Explicación de las dos grandes diferencias que existen entre los bancos y las cajas de ahorro, que son el ánimo de lucro y la propiedad de las mismas.

    Esta es la característica esencial que distingue a los dos tipos de entidades financieras, el destino de sus beneficios.

    Los bancos, como se expondrá más adelante, pertenecen a sus accionistas, que son propietarios del porcentaje que les corresponde con la propiedad     de     las acciones. Por lo tanto, el beneficio que obtiene un banco sirve para mejorar a la entidad financiera y, para retribuir a sus accionistas. Esta retribución se     realiza mediante dividendos, que se obtienen de los beneficios de la empresa; y en el caso de que no hubieran beneficios, se obtendrían del capital social,     pero los dividendos deben repartirse para dar confianza y retribuir a los accionistas.

    En cambio, las cajas de ahorro deben destinar sus beneficios a la obra social, es decir, a contribuir con los servicios sociales o cualquier otro beneficio que     repercuta sobre la sociedad. Esta es una característica legal, viene establecida por ley, y es la principal diferencia entre los bancos y las cajas de ahorros, ya     que estas últimas no tienen ánimo de lucro.

    Otra diferencia muy importante es la propiedad de las entidades financieras, ya que los bancos y las cajas de ahorros pertenecen a individuos o instituciones     distintas, y tienen que rendir cuentas ante personas distintas.

    Los bancos, como ya se ha mencionado, pertenecen a sus accionistas, que han comprado las acciones para posicionarse como propietarios de una parte     proporcional de la empresa. Estos accionistas han de ser retribuidos mediante dividendos para mantener su satisfacción y felicidad.
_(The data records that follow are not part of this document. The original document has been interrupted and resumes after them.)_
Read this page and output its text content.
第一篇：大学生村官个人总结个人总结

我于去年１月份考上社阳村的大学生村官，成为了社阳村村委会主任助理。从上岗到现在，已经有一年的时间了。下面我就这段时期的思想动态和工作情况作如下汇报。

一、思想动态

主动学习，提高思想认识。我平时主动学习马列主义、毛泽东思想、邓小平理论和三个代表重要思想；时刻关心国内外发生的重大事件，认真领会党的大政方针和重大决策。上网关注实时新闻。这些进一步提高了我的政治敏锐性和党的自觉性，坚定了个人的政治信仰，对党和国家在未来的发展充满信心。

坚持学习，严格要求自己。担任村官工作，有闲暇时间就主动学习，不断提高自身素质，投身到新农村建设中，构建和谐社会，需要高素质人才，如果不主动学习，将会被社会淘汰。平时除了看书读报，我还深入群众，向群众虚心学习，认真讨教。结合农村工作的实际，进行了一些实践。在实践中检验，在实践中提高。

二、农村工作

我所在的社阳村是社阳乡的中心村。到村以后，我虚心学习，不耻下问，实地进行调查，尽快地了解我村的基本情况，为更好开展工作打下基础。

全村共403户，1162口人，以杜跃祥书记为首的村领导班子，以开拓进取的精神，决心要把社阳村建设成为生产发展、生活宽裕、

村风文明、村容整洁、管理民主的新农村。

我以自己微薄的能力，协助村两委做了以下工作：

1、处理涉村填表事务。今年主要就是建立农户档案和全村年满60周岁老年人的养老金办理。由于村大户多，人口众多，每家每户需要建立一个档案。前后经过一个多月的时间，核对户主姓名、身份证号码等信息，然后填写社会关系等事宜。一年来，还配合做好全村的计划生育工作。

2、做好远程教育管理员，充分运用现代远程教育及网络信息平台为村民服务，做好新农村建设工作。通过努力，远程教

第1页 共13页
    En cambio, las cajas de ahorro, no cotizan en el mercado bursátil, por lo que no están constituidas por acciones. Estas entidades financieras pertenecen a la     Administración Pública, ya sea estatal, autonómica, provincial o local; pero és a la Administración a la que deben enseñar sus cuentas.

    Es cierto que las cajas de ahorro pueden emitir participaciones, como es el caso de la CAM, pero esto no convierte a los individuos que adquirieren estas     participaciones en propietarios, sino que únicamente ayudan a financiar a la entidad, percibiendo por ello unos intereses.